Clio Logo

Originally established in 1891 as a Naval Station, Puget Sound Naval Shipyard has built and serviced the nation’s naval ships through two World Wars and modern conflicts. The shipyard has seen a host of technological changes, as well as fluctuations in military spending and policy. In 1992, the shipyard was placed on the National Register of Historic Places. Today, the Puget Sound Naval Shipyard is the largest naval shipyard in the Pacific Northwest and one of Washington's largest industrial complexes. Owing to its role in World War II, the shipyard is listed on the National Register of Historic Places. During that conflict crews at the shipyard repaired 26 battleships, 18 aircraft carriers, 13 cruisers, and 79 destroyers.


  • Map layout of the shipyard
  • 4 decommissioned aircraft carriers docked at the shipyard

On Sept. 16, 1891, the Navy finalized the purchase of the original 145 acres of land that became Naval Station Puget Sound. Lieutenant Wyckoff served as the station’s first commandant and oversaw the official groundbreaking in 1892. Construction of the station's dry-dock where ships were constructed prior to their launch took than three years and was completed on April 22, 1896. The first naval vessel in the dry-dock was the coastal defense monitor, U.S.S. Monterey which had been constructed in San Francisco. The first battleship to be docked at Puget Sound was the U.S.S. Oregon on April 11, 1897.

During America's involvement in World War I, Navy Yard Puget Sound built twenty-five submarine chasers, six submarines, two minesweepers, seven seagoing tugboats, and two ammunition ships as well as 1,700 small boats. After the war, the U.S. fleet arrived in the Pacific Ocean and many of the ships that were sent to war were scheduled for repair and rearmament at the PSNS. Only two ships were built in the 1920s; the U.S.S. Medusa and the U.S.S. Holland.

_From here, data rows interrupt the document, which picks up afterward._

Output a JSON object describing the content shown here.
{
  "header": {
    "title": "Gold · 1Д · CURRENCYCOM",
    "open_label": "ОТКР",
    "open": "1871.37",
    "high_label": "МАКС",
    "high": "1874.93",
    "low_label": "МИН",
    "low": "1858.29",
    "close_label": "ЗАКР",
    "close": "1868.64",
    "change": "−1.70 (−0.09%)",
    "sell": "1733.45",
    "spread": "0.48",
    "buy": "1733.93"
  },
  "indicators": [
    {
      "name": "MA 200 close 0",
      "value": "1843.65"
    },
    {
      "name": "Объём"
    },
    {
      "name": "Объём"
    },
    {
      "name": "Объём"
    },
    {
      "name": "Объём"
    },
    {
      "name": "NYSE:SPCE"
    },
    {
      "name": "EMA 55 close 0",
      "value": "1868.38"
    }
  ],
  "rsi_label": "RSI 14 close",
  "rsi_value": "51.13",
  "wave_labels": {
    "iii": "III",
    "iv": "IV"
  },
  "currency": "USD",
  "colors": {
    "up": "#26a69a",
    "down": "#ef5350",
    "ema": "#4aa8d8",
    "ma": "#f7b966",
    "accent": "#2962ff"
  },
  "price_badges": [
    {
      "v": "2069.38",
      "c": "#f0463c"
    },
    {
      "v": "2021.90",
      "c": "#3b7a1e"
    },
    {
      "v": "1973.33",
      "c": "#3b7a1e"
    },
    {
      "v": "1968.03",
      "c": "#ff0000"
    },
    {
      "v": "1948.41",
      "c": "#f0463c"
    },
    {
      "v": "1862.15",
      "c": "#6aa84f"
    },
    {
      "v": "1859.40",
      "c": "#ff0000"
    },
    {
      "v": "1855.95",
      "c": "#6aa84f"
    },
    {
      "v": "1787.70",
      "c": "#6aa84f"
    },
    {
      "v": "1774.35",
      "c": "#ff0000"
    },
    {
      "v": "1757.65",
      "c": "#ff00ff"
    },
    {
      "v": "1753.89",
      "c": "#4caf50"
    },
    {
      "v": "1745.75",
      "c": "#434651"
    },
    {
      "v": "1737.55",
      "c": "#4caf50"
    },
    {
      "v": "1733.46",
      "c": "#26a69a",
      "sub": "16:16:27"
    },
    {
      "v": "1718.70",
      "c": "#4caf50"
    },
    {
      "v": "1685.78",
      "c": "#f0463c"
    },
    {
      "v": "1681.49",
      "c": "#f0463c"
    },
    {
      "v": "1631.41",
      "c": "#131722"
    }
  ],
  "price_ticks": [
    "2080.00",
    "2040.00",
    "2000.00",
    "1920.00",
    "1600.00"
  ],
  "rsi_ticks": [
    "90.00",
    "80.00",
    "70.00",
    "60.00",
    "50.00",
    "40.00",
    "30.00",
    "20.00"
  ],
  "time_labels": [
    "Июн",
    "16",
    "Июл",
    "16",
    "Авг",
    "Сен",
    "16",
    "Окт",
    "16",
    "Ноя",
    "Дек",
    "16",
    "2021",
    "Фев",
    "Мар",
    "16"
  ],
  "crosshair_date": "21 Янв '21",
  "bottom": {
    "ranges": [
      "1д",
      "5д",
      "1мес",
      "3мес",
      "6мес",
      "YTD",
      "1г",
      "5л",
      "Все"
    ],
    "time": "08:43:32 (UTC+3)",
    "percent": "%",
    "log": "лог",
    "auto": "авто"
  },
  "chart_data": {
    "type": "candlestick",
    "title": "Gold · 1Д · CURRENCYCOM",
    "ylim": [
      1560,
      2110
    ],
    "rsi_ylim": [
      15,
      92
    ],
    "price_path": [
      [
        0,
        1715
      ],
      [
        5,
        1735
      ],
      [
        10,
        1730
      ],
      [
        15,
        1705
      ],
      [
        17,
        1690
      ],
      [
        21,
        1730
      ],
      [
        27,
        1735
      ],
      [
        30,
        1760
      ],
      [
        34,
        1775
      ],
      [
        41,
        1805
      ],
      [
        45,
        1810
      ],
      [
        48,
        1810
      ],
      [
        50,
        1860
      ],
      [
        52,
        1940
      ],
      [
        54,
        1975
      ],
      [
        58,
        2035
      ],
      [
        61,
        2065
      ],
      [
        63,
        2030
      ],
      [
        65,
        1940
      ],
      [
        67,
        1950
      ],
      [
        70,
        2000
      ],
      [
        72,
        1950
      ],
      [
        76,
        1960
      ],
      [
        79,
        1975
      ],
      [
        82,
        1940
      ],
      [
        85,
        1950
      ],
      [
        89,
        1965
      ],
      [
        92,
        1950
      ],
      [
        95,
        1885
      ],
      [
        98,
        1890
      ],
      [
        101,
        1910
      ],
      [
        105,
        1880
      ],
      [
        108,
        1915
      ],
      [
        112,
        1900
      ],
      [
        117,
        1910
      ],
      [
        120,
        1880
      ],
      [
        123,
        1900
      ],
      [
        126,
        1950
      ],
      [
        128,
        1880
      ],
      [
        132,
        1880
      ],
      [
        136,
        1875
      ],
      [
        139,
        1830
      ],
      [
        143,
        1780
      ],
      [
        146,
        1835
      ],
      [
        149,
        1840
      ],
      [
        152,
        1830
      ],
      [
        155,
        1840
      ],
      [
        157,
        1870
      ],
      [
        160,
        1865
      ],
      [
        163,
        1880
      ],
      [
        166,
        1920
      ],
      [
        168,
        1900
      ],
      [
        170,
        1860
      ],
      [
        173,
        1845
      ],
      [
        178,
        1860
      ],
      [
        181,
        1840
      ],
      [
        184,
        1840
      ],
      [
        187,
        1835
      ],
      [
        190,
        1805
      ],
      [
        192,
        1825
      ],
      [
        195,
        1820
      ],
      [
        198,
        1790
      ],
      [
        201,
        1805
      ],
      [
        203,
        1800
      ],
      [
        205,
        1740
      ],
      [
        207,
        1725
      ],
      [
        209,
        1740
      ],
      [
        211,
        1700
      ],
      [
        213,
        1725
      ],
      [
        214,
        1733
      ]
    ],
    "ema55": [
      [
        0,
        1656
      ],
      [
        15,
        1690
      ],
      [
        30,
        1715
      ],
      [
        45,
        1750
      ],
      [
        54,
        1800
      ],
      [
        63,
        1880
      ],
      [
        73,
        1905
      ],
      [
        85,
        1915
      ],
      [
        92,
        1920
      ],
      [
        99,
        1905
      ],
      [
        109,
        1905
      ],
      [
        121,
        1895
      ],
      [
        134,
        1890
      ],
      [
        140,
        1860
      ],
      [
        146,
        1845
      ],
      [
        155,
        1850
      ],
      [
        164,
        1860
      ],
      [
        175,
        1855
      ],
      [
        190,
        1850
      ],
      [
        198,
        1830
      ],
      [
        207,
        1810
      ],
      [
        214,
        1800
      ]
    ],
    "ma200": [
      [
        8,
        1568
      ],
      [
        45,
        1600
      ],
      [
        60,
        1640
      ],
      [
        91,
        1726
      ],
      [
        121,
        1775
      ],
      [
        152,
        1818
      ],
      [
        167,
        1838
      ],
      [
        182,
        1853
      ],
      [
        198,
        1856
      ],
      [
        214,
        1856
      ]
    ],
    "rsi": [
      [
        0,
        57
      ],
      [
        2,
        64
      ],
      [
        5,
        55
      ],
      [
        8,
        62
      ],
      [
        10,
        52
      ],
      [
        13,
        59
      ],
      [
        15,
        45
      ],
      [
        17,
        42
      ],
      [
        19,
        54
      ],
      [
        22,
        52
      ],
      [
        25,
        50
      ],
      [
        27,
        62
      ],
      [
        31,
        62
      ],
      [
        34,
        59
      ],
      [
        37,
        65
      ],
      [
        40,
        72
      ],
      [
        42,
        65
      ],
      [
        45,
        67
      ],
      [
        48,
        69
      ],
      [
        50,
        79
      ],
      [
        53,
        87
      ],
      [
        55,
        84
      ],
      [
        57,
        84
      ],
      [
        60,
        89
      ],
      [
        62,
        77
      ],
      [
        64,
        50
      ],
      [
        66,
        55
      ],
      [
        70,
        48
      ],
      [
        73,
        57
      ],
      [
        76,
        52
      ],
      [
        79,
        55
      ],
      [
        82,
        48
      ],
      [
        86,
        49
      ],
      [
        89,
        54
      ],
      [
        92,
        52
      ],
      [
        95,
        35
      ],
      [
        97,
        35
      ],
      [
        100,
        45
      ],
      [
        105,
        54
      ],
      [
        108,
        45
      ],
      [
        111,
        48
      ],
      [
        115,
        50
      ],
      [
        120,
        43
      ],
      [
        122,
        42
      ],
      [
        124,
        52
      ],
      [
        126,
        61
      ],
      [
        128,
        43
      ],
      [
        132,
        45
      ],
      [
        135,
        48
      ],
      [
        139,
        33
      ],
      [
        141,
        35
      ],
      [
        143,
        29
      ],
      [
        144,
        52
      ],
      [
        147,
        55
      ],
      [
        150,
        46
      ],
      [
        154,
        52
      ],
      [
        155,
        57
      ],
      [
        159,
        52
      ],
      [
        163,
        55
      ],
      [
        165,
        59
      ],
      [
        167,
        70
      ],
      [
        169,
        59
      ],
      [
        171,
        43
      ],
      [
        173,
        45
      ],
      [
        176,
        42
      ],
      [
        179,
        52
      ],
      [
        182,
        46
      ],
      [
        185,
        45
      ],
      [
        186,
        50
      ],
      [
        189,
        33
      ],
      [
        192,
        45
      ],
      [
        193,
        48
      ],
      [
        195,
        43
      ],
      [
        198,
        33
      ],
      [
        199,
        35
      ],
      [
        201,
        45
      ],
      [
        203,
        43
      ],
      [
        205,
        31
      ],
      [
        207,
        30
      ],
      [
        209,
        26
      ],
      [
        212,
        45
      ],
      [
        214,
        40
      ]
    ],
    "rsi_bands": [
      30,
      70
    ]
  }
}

A third ship, the U.S.S. Louisville, began construction in July 1928 and was launched in September 1930.

During World War II the PSNS was turned from manufacturing and building ships to repairing the damaged ships of the U.S. Pacific Fleet. After the Japanese attack on Pearl Harbor, five of the six surviving battleships were sent to the Bremerton shipyard for modifications and repair: U.S.S. Tennessee, U.S.S. Maryland, U.S.S. Nevada, U.S.S. California, and U.S.S. West Virginia. During the war, Navy Yard Puget Sound repaired 26 battleships (some more than once), 18 aircraft carriers, 13 cruisers, and 79 destroyers. After the war, the PSNS was transformed from ship repair to ship deactivation of some ships in the Pacific Fleet. While transforming ships to deactivation other programs involved modernizing aircraft carriers to use newer aircraft. 

Between 1948 and 1962, Puget Sound Naval Shipyard updated nine aircraft carriers to reflect the needs of the modern Navy: the U.S.S. Essex, U.S.S. Kearsarge, U.S.S. Yorktown, U.S.S. Hancock, U.S.S. Lexington, U.S.S. Shangri-la, U.S.S. Franklin D. Roosevelt, and the U.S.S. Coral Sea. Along with the repair and expansion of these aircraft carriers, this shipyard was also the site of the construction of numerous submarines including the U.S.S. Capitaine followed by the U.S.S. Bugara, U.S.S. Sculpin, and the U.S.S. John Adams.